The African players have been in rich form over the last few years with four different winners in the last five years. Ernie Els was the last one to be added to that list when he won The Open Championship last month. Charl Schwartzel and Trevor Immelman have been recent winners of the Masters while Louis Oosthuizen won the Open in 2010. However no African player has come out on top in the US Open or USPGA since Retief Goosen won the last of his majors in the 2004 US Open. 1994 was the last time the continent yielded a champion in the season's final major when Zimbabwean Nick Price won his second title.
Australasia has not produced a major winner since Geoff Ogilvy came out on top in the 2006 US Open and South America has only ever produced two major victors in the shape of Argentines Angel Cabrera and Roberto de Vicenzo. Traditionally the United States of America have dominated this event and the trophy only left the States three times before 1990. However since then the hosts have failed to win nine times. Last year Bradley ended a run of three foreign winners and the new crop of US golfers will be hoping to continue their winning run this week.

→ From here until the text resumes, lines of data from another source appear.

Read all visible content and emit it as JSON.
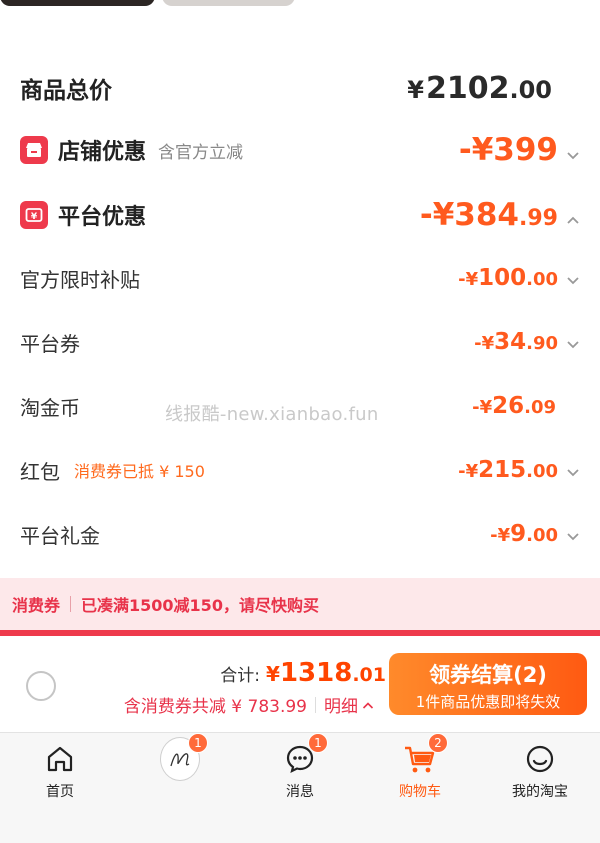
{
  "summary": {
    "total_label": "商品总价",
    "total_currency": "¥",
    "total_integer": "2102",
    "total_decimal": ".00"
  },
  "shop_discount": {
    "title": "店铺优惠",
    "subtitle": "含官方立减",
    "amount_prefix": "-¥",
    "amount_integer": "399",
    "amount_decimal": ""
  },
  "platform_discount": {
    "title": "平台优惠",
    "amount_prefix": "-¥",
    "amount_integer": "384",
    "amount_decimal": ".99",
    "items": [
      {
        "label": "官方限时补贴",
        "sub": "",
        "prefix": "-¥",
        "integer": "100",
        "decimal": ".00",
        "chevron": true
      },
      {
        "label": "平台券",
        "sub": "",
        "prefix": "-¥",
        "integer": "34",
        "decimal": ".90",
        "chevron": true
      },
      {
        "label": "淘金币",
        "sub": "",
        "prefix": "-¥",
        "integer": "26",
        "decimal": ".09",
        "chevron": false
      },
      {
        "label": "红包",
        "sub": "消费券已抵 ¥ 150",
        "prefix": "-¥",
        "integer": "215",
        "decimal": ".00",
        "chevron": true
      },
      {
        "label": "平台礼金",
        "sub": "",
        "prefix": "-¥",
        "integer": "9",
        "decimal": ".00",
        "chevron": true
      }
    ]
  },
  "watermark": "线报酷-new.xianbao.fun",
  "coupon_bar": {
    "tag": "消费券",
    "text": "已凑满1500减150，请尽快购买"
  },
  "checkout": {
    "sum_label": "合计:",
    "sum_currency": "¥",
    "sum_integer": "1318",
    "sum_decimal": ".01",
    "saved_text": "含消费券共减 ¥ 783.99",
    "detail_label": "明细",
    "button_main": "领券结算(2)",
    "button_sub": "1件商品优惠即将失效"
  },
  "tabbar": {
    "tabs": [
      {
        "label": "首页",
        "icon": "home-icon",
        "badge": ""
      },
      {
        "label": "",
        "icon": "avatar-icon",
        "badge": "1"
      },
      {
        "label": "消息",
        "icon": "message-icon",
        "badge": "1"
      },
      {
        "label": "购物车",
        "icon": "cart-icon",
        "badge": "2"
      },
      {
        "label": "我的淘宝",
        "icon": "profile-icon",
        "badge": ""
      }
    ],
    "active_color": "#ff5a12"
  },
  "colors": {
    "accent": "#ff5a1e",
    "red": "#ee3a4c",
    "coupon_bg": "#fde8ea"
  }
}
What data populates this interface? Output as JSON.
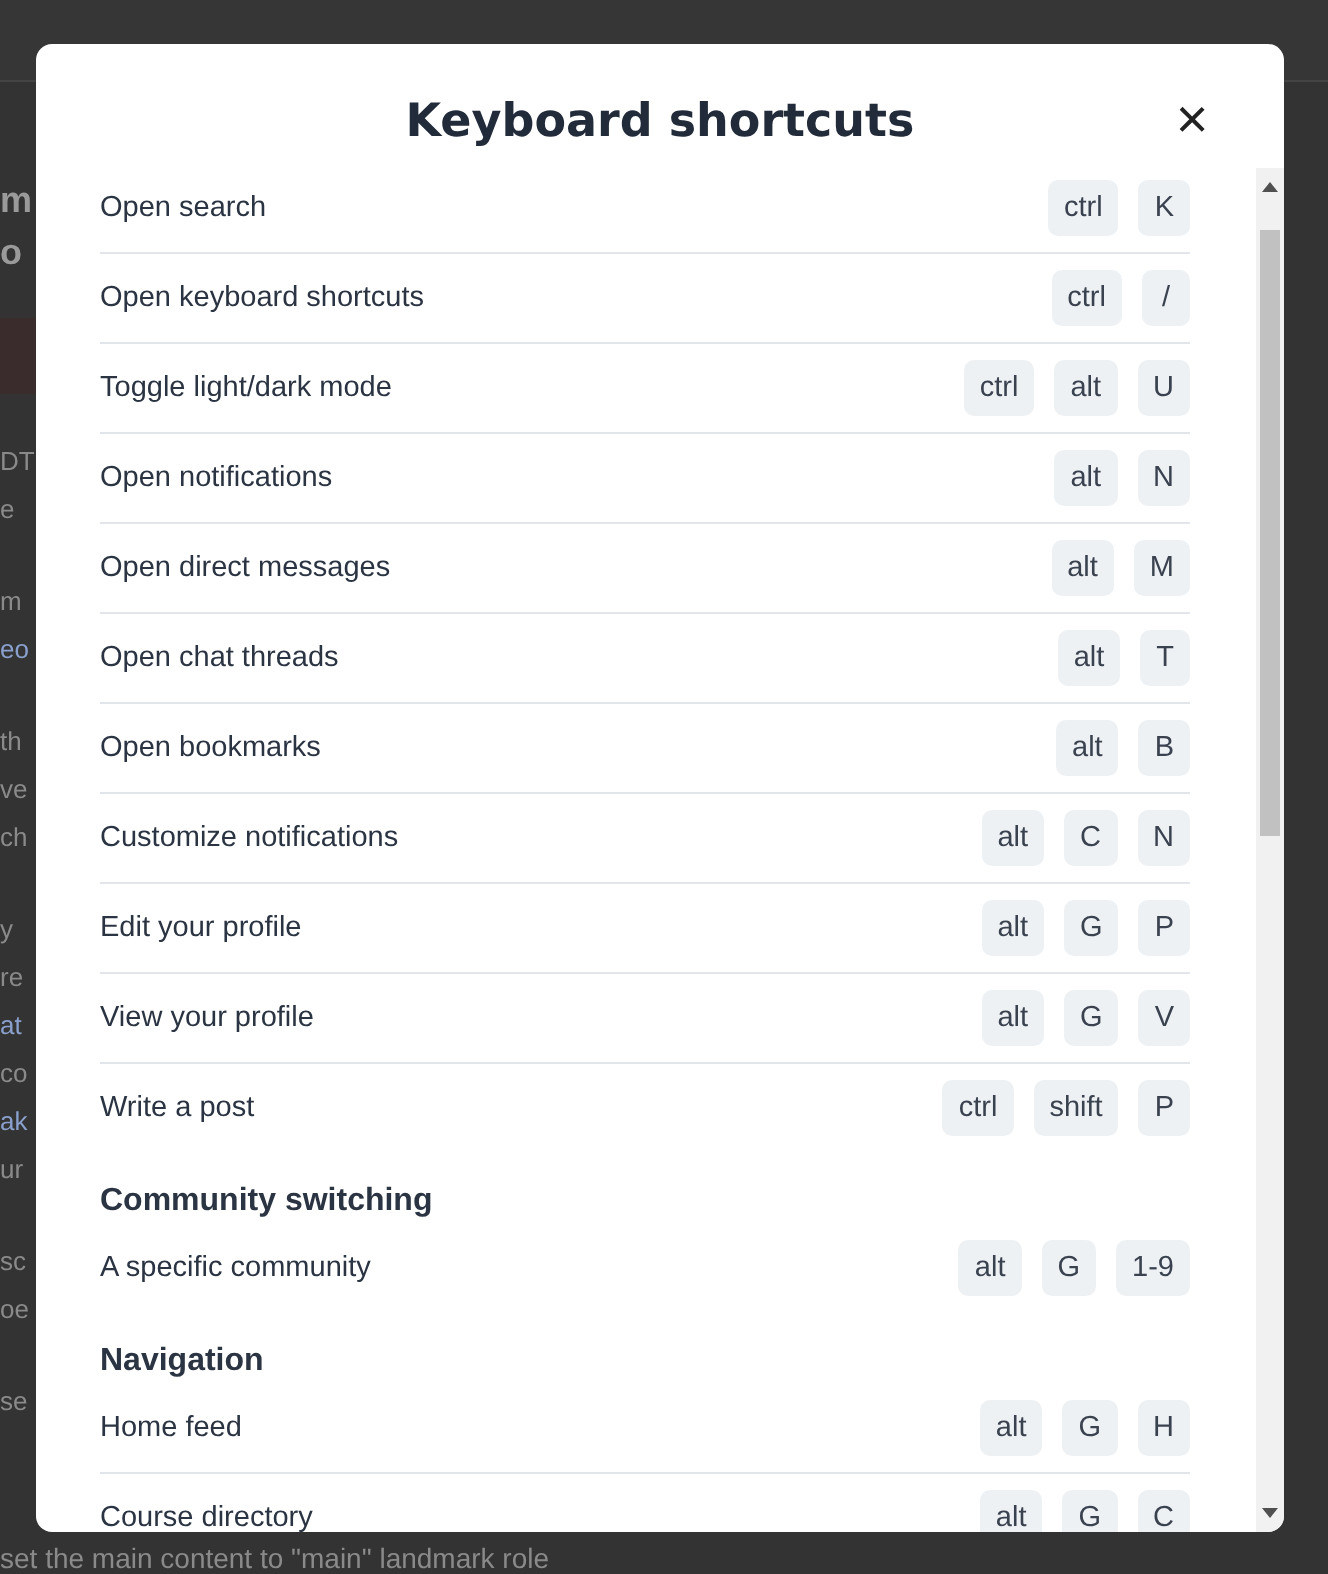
{
  "background": {
    "heading": [
      "m",
      "o"
    ],
    "paragraphs": [
      [
        {
          "text": "DT",
          "kind": "text"
        },
        {
          "text": "e",
          "kind": "text"
        }
      ],
      [
        {
          "text": "m",
          "kind": "text"
        },
        {
          "text": "eo",
          "kind": "link"
        }
      ],
      [
        {
          "text": "th",
          "kind": "text"
        },
        {
          "text": "ve",
          "kind": "text"
        },
        {
          "text": "ch",
          "kind": "text"
        }
      ],
      [
        {
          "text": "y",
          "kind": "text"
        },
        {
          "text": "re",
          "kind": "text"
        },
        {
          "text": "at",
          "kind": "link"
        },
        {
          "text": "co",
          "kind": "text"
        },
        {
          "text": "ak",
          "kind": "link"
        },
        {
          "text": "ur",
          "kind": "text"
        }
      ],
      [
        {
          "text": "sc",
          "kind": "text"
        },
        {
          "text": "oe",
          "kind": "text"
        }
      ],
      [
        {
          "text": "se",
          "kind": "text"
        }
      ]
    ],
    "footer_line": "set the main content to \"main\" landmark role"
  },
  "modal": {
    "title": "Keyboard shortcuts",
    "close": "×",
    "sections": [
      {
        "shortcuts": [
          {
            "label": "Open search",
            "keys": [
              "ctrl",
              "K"
            ]
          },
          {
            "label": "Open keyboard shortcuts",
            "keys": [
              "ctrl",
              "/"
            ]
          },
          {
            "label": "Toggle light/dark mode",
            "keys": [
              "ctrl",
              "alt",
              "U"
            ]
          },
          {
            "label": "Open notifications",
            "keys": [
              "alt",
              "N"
            ]
          },
          {
            "label": "Open direct messages",
            "keys": [
              "alt",
              "M"
            ]
          },
          {
            "label": "Open chat threads",
            "keys": [
              "alt",
              "T"
            ]
          },
          {
            "label": "Open bookmarks",
            "keys": [
              "alt",
              "B"
            ]
          },
          {
            "label": "Customize notifications",
            "keys": [
              "alt",
              "C",
              "N"
            ]
          },
          {
            "label": "Edit your profile",
            "keys": [
              "alt",
              "G",
              "P"
            ]
          },
          {
            "label": "View your profile",
            "keys": [
              "alt",
              "G",
              "V"
            ]
          },
          {
            "label": "Write a post",
            "keys": [
              "ctrl",
              "shift",
              "P"
            ]
          }
        ]
      },
      {
        "heading": "Community switching",
        "shortcuts": [
          {
            "label": "A specific community",
            "keys": [
              "alt",
              "G",
              "1-9"
            ]
          }
        ]
      },
      {
        "heading": "Navigation",
        "shortcuts": [
          {
            "label": "Home feed",
            "keys": [
              "alt",
              "G",
              "H"
            ]
          },
          {
            "label": "Course directory",
            "keys": [
              "alt",
              "G",
              "C"
            ]
          }
        ]
      }
    ]
  }
}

The big guns will be out in force this week with the likes of Luke Donald, Lee Westwood and Dustin Johnson looking for a maiden major. More experienced major winners Tiger Woods, Phil Mickelson and Els will be after adding to their already large tallies while youngsters like Bradley, Webb Simpson, Martin Kaymer and Bubba Watson will be on the hunt for a second title. This tournament has a tendency for a surprise performer and there are many talented golfers in the field that will secretly be thinking that they can win around the longest course in major history. Unheralded players like Dufner, Troy Matteson, Hunter Mahan and Rafael Cabrera-Bello have all had good years and could make charges.
It may look as though the PGA Championship will slip to a conclusion relatively unnoticed but there is potential that a great story could arise from the 94th edition of this magnificent competition. Whether it is a first major since 2008 for Tiger, a first major for Westwood or Donald or a surprise victory from one of the world's lesser-known golfers, this could be one of golf's great weeks.